BLORA, Blok7.id – Perjuangan menjaga hutan ternyata mampu menghadirkan berkah nyata bagi masyarakat. Hal inilah yang dirasakan warga Silayang, Desa Kutukan, Kecamatan Randublatung, Kabupaten Blora, sejak diterimanya Surat Keputusan (SK) Perhutanan Sosial Nomor 185/MENLHK/SETJEN/PSL.0/3/2023 dengan Penetapan Kawasan 149 yang dikelola oleh Kelompok Tani Hutan (KTH) Mulyo Raharjo.

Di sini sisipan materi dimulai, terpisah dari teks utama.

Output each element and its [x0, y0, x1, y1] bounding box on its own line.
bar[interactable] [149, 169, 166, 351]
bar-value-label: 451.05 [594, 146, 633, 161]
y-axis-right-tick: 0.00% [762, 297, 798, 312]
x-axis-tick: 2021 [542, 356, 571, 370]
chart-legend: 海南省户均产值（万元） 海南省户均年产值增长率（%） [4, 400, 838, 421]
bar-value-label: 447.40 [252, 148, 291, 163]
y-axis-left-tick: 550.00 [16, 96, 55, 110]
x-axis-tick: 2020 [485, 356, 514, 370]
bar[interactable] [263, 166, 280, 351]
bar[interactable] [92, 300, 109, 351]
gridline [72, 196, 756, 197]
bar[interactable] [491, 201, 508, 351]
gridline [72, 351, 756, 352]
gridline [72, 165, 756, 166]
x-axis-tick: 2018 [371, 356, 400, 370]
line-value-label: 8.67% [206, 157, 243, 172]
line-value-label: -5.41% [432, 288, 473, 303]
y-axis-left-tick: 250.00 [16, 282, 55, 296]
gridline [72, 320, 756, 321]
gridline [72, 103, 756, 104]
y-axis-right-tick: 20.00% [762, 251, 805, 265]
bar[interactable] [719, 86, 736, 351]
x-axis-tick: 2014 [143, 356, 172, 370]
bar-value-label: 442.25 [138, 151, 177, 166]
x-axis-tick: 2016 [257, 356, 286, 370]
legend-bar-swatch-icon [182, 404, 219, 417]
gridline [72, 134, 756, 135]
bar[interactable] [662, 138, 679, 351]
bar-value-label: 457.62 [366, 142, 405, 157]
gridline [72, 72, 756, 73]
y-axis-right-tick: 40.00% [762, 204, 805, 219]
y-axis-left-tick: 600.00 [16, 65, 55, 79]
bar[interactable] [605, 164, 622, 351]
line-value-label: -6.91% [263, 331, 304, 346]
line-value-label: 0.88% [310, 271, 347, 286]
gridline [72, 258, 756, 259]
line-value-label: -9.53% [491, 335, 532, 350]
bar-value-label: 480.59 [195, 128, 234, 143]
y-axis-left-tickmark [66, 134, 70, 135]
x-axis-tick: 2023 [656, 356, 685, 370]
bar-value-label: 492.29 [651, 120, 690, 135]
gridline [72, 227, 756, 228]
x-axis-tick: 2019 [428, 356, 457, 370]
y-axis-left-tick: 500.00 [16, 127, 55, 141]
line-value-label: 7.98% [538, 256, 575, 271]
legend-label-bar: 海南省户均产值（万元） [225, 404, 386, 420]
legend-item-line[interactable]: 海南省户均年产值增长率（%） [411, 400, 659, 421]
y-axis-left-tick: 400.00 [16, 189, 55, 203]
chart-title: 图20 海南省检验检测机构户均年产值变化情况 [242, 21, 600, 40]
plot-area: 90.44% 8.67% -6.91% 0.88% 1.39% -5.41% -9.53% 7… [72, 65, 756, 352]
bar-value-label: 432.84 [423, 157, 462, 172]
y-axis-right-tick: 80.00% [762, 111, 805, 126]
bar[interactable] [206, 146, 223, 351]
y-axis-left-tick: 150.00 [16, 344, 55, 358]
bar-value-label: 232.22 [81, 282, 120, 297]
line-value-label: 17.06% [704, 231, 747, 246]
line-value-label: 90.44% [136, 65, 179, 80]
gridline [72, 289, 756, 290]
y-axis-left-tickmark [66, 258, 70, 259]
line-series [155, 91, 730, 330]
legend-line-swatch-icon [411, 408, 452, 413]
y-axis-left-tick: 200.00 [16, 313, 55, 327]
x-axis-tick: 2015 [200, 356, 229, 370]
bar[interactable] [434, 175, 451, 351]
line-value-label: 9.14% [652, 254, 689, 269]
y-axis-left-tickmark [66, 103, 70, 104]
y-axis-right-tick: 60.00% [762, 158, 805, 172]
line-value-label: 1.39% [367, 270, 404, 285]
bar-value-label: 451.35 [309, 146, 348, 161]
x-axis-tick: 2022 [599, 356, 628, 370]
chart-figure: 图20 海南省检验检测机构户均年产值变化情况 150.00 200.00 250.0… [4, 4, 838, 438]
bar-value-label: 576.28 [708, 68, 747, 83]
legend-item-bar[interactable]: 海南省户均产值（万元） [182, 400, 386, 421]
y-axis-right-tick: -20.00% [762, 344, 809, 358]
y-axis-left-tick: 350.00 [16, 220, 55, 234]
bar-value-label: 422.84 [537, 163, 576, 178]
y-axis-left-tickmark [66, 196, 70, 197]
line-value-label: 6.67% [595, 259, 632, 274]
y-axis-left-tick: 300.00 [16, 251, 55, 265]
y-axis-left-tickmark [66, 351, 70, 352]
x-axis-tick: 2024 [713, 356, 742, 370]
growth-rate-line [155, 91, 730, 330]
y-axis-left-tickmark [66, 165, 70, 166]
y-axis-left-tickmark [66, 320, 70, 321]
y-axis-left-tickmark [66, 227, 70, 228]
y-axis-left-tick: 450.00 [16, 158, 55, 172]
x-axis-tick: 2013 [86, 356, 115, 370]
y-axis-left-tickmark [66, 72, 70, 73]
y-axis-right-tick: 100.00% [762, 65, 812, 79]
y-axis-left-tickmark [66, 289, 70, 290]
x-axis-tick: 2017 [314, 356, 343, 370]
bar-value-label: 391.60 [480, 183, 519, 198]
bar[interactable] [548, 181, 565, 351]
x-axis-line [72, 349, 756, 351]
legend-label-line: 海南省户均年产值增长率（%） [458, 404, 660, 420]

Ketua KTH Mulyo Raharjo Silayang, Surationo, mengungkapkan bahwa sebelum adanya program Perhutanan Sosial, masyarakat sering mengalami kesulitan mendapatkan air bersih, terutama saat musim kemarau panjang. Debit mata air menurun dan ketergantungan terhadap curah hujan membuat kebutuhan air rumah tangga maupun pertanian sering tidak terpenuhi secara optimal.
“Dulu masyarakat harus berjuang keras mendapatkan air bersih ketika kemarau tiba. Namun setelah kawasan hutan dikelola dengan baik dan sumber mata air dilindungi, manfaatnya mulai dirasakan oleh masyarakat. Kegiatan ini dimulai 15/6,” ujarnya, Kamis (18/6/2026).
Melalui legalitas Perhutanan Sosial yang diberikan pemerintah, KTH Mulyo Raharjo mendapatkan kesempatan sekaligus tanggung jawab untuk menjaga kelestarian kawasan hutan. Berbagai kegiatan konservasi dilakukan, mulai dari penanaman pohon, perlindungan daerah tangkapan air, hingga edukasi lingkungan kepada masyarakat.
Hasilnya kini mulai terlihat. Pasokan air bersih menjadi lebih stabil, risiko kekeringan berkurang, dan kebutuhan air untuk pertanian agroforestri semakin terjamin. Hutan yang dahulu hanya dipandang sebagai kawasan hijau kini menjadi sumber kehidupan yang nyata bagi masyarakat sekitar.

Yang lebih membanggakan, semangat menjaga hutan juga diwariskan kepada generasi muda. Mereka aktif terlibat dalam kegiatan reboisasi, patroli lingkungan, dan kampanye pelestarian sumber daya alam. Kehadiran generasi muda menjadi harapan besar agar keberlanjutan sumber air tetap terjaga untuk masa depan.
Menurut Surationo, menjaga hutan berarti menjaga kehidupan. Hutan bukan hanya kumpulan pohon, tetapi juga infrastruktur alami yang menyimpan dan mengalirkan air bagi masyarakat. Tanpa hutan yang lestari, sumber air akan semakin berkurang dan berdampak pada kehidupan banyak orang.
Meski demikian, tantangan masih dihadapi, mulai dari perubahan iklim, keterbatasan infrastruktur air, hingga kebutuhan penguatan kelembagaan kelompok tani hutan. Namun melalui sinergi antara masyarakat, pemerintah, dan Perhutani, tantangan tersebut diyakini dapat diatasi bersama.
Program Perhutanan Sosial yang dijalankan KTH Mulyo Raharjo kini menjadi bukti bahwa pengelolaan hutan yang berkelanjutan mampu memberikan manfaat ekonomi, sosial, dan lingkungan secara bersamaan.
Model ini diharapkan dapat menjadi inspirasi dan percontohan bagi desa-desa hutan lainnya di Indonesia.
“Pesan kami kepada generasi muda, jagalah hutan seperti menjaga masa depan kalian sendiri. Karena setiap pohon yang tumbuh hari ini akan menjadi sumber air dan kehidupan bagi generasi yang akan datang,” tandas Surationo penuh harap.
Dari Silayang, sebuah pesan penting disampaikan kepada bangsa, menjaga hutan bukan hanya tentang melestarikan alam, tetapi juga tentang memastikan air bersih, kesejahteraan masyarakat, dan masa depan generasi penerus tetap terjaga.
“Terimakasih kepada bapak Jundi Wasono sebagai pembina KTH Mulyo Raharjo Silayang, yang selama ini hasilnya bisa digunakan semestinya,” pungkas Surationo.